The Robinson rule has a twofold purpose. First, it affords the trial court an opportunity to consider evidence on the question of due diligence. Second, it affords the trial court an opportunity to examine the witness — who "shall" be produced at the hearing if possible — regarding his knowledge of the crime. In this case, although the court heard testimony at the trial relating to the question of due diligence it has never had an opportunity to examine the witness regarding his knowledge of the crime. Furthermore, it has not been shown that the witness could not have been produced at the hearing on the required motion for new trial.

Since there has been no attempt to comply with the requirements of Robinson we decline to consider the issue relating to failure to produce the res gestae witness.

*345 V.

Toward the end of his opening statement the prosecutor stated:

"I thank you for the attention you have given me and I would ask you to listen to the testimony of my witnesses and for that matter, the witnesses of the defense. Whatever I say or whatever Mr. Barkey says is not evidence." (Defendant asserts that this remark was accompanied by a hand gesture towards the defense table, but the record neither supports nor refutes this.)

It is urged that the prosecutor's remark jeopardized the defendant's Fifth Amendment privilege against self-incrimination, Griffin v California, 380 US 609; 85 S Ct 1229; 14 L Ed 2d 106 (1965), constituted a violation of the statute which proscribes adverse comment on a defendant's failure to take the witness stand, MCLA 600.2159; MSA 27A.2159, and in effect coerced the defendant to testify in his own defense.

We find that any error on the part of the prosecutor in intimating to the jurors that the defendant would present witnesses in his defense does not require reversal.

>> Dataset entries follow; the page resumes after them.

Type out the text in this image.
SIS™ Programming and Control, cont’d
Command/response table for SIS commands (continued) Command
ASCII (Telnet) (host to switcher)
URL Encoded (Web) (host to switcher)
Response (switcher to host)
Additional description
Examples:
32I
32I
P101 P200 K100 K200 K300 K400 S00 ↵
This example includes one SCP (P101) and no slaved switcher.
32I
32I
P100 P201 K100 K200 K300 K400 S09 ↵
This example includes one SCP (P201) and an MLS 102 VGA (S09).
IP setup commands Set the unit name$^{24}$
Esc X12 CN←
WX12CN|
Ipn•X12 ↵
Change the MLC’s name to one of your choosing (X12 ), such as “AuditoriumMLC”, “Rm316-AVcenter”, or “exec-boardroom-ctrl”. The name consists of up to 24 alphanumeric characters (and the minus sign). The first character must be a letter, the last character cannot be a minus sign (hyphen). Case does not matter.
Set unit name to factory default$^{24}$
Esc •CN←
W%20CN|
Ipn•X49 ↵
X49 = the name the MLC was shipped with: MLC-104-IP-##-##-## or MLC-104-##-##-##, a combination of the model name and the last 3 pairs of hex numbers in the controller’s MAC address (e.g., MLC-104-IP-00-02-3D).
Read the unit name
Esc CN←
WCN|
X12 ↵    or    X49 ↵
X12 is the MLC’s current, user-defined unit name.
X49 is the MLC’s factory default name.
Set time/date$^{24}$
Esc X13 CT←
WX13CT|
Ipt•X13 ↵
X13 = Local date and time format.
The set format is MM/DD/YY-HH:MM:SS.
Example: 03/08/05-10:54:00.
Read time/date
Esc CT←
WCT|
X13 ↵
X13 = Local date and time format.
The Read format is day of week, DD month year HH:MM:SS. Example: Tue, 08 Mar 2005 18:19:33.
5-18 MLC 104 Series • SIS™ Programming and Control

First, the error, if any, was not unduly "offensive to the maintenance of a sound judicial process". People v Mobley, 390 Mich 57, 65; 210 NW2d 327 (1973), People v Swan, 56 Mich App 22, 31-32; 223 NW2d 346 (1974). There was no deliberate attempt on the part of the prosecutor to coerce the testimony of the accused or to invite the jury to draw adverse inferences in the event the defendant declined to testify. Secondly, the error was "harmless beyond a reasonable doubt". We have reviewed the record and are unable to say, in light of the evidence presented by the people at trial, *346 that the error contributed to defendant's conviction. See People v Mobley, supra, and People v Swan, supra.

We have carefully considered the remaining assignments of error and find them to be without merit.

The defendant's conviction is affirmed.

NOTES

[*] Circuit judge, sitting on the Court of Appeals by assignment.